La Hire, célebre matemático y dibujante, trazó un mapa de la Luna de cuatro metros de alto, que nunca fue grabado.

Después de él un astrónomo alemán, Tobías Mayer, emprendió, a mediados del siglo XVIII, la publicación de un magnífico mapa selenográfico, arreglado a las medidas lunares rigurosamente rectificadas por él; pero su muerte, acaecida en 1762, le impidió terminar tan excelente obra.

Vienen luego Schroeter de Lilienthal, que bosquejó diferentes mapas de la Luna, y un tal Lohrinann, de Dresde, a quien se debe una lámina divina en veinticinco secciones, cuatro de las cuales se grabaron.

En 1830, Beer y Moedler compusieron su célebre Mappa selenographica siguiendo una proyección orográfica. Este mapa reproduce exactamente él disco solar, tal y como aparece; únicamente la configuración de las montañas y de las llanuras es exacta sólo en su parte central; en todo lo demás, en las partes centrales y meridionales, orientales u occidentales, aquellas configuraciones presentadas en reducción, no pueden compararse a las del centro. Este mapa topográfico, que tiene noventa y cinco centímetros de altura y se halla dividido en cuatro partes, es la obra maestra de la cartografía lunar.

A más de las obras de estos sabios, se citan los relieves selenográficos del astrónomo alemán julio Schinidt, los trabajos topográficos del padre Secchi, las magníficas pruebas del aficionado inglés Waren de la Due, y, finalmente, un mapa sobre proyección orográfica de los señores Lecouturier y Chapuis, hermoso modelo trazado en 1860, de dibujo exactísimo y muy clara disposición.

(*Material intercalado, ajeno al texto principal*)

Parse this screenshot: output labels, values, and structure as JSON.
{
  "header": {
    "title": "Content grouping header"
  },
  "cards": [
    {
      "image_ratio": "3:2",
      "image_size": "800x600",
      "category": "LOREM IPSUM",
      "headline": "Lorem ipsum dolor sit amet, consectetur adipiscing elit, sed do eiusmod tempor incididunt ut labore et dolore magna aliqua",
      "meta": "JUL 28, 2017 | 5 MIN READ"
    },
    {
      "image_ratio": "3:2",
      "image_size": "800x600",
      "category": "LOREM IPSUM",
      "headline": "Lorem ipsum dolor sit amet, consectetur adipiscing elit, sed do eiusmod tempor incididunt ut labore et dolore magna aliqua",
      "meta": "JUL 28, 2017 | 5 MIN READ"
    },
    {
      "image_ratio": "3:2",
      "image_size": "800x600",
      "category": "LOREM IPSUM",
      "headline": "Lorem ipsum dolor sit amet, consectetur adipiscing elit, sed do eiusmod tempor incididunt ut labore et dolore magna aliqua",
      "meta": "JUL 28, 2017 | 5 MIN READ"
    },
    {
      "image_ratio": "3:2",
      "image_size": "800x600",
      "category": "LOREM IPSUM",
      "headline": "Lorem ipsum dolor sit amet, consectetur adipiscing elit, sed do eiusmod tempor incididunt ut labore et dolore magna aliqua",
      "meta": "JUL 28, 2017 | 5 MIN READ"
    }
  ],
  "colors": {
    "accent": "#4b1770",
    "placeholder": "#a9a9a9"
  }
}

Tal es el catálogo de los diferentes mapas relativos al mundo lunar, Barbicane poseía dos, el de Beer y Moedler,.y el de Chapuis y Lecouturier; con el auxilio de ambos debía facilitarse sus trabajos de observador.

En cuanto a los instrumentos de óptica de que disponían, eran excelentes anteojos marinos, preparados especialmente para aquel viaje. Su fuerza llegaba a aumentar cien veces el tamaño de los objetos, lo que equivale a decir que hubiera hecho ver en la Tierra a la Luna a distancia de unas mil leguas. Pero entonces hallándose los observadores a cosa de las tres de la madrugada, a menos de ciento veinte kilómetros del astro, y sin el intermedio de atmósfera alguna que les perjudicara la visión, los instrumentos debían acercar la superficie lunar a unos mil quinientos metros de distancia.